Noch ein paar Worte zur Aufmachung der CD. Vorder- und Rückseite des Frontcovers zeigen jeweils ein wirklich starkes Foto von Elvis 1971, also passend zum Inhalt der CD. Beide Bilder gehören eher zu den unbekannteren Schnappschüssen und zeigen Elvis in einer raren Hemd/HoseKombination!
Klappt man das Vordercover auf, findet man den einzigen Hinweis darauf, wann das Konzert aufgenommen wurde: Hilton Hotel, Las Vegas, 12. August 1971, Midnight Show.
Der Genauigkeit halber will ich erwähnen, daß das "Hilton" zum Zeitpunkt der Aufnahme dieses Konzertes eigentlich noch "International Hotel" hieß.
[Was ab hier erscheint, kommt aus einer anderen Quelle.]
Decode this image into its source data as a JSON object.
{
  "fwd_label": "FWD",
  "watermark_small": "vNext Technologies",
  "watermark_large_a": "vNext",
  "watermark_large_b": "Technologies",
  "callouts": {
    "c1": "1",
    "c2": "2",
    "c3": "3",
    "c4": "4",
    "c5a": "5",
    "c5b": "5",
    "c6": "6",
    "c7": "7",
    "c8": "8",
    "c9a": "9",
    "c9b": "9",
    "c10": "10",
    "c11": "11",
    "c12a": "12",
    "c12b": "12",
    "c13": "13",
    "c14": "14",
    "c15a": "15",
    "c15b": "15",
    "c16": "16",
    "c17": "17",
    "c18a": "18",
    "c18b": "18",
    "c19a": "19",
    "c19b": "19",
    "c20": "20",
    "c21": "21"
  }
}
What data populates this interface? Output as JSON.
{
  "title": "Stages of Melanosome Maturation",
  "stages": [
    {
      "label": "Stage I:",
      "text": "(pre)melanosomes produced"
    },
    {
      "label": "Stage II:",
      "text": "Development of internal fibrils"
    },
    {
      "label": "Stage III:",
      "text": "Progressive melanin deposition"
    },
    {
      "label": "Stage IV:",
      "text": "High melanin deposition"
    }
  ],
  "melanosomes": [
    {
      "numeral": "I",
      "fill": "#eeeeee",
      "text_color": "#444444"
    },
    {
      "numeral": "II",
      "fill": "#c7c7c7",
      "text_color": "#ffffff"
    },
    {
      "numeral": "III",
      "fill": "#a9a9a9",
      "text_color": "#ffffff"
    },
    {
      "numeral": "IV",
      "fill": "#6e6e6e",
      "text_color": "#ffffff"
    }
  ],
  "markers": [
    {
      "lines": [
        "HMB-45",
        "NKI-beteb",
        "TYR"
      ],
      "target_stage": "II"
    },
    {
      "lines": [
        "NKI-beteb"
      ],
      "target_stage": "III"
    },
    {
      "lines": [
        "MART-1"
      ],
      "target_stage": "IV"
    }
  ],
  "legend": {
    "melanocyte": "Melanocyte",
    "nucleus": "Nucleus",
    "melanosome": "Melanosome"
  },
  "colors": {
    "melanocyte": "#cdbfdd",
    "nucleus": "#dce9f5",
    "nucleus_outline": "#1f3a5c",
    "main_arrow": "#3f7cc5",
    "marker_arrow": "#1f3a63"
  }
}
Auf der rechten Seite gibt es eine Auflistung der anwesenden Musiker. Es ist klar, daß der hier erwähnte Jerry Schweft in Wirklichkeit Jerry Scheff ist.
Die Rückseite ist Türkis und bietet eine Liste der enthaltenen Lieder. Aus der Rückseite hätte man mehr machen können. Zumindest hätte man auch hier nochmal das Aufnahmedatum anbringen können. Dann hätte der Käufer nämlich schon von außen erkennen können, welches Konzert auf der CD ist.
Bei der Songauflistung fehlt die "Introduction Of The Band". Auf der CD selbst ist sie jedoch enthalten.
Mit 56 Minuten Laufzeit liegt die Dauer des Konzertes beim Durchschnitt.
Aufgrund rechtlicher Schwierigkeitenhaben einige Händler diese deutsche Produktion nicht in ihr Programm aufgenommen. Es ist daher schon jetzt offensichtlich, daß diese Scheibe einmal eine Rarität wird.
Noch ein Wort zum Titel der CD: Auf dem Cover wird sie als "I Don't Wonna Sing These Songs" bezeichnet. Auf der CD selbst jedoch steht "I Don't Wanna . . .". Ich persönlich denke, daß die letztgenannte Schreibweise die richtige ist, da das Wort "wanna" der Umgangsausdruck für "want to" ist.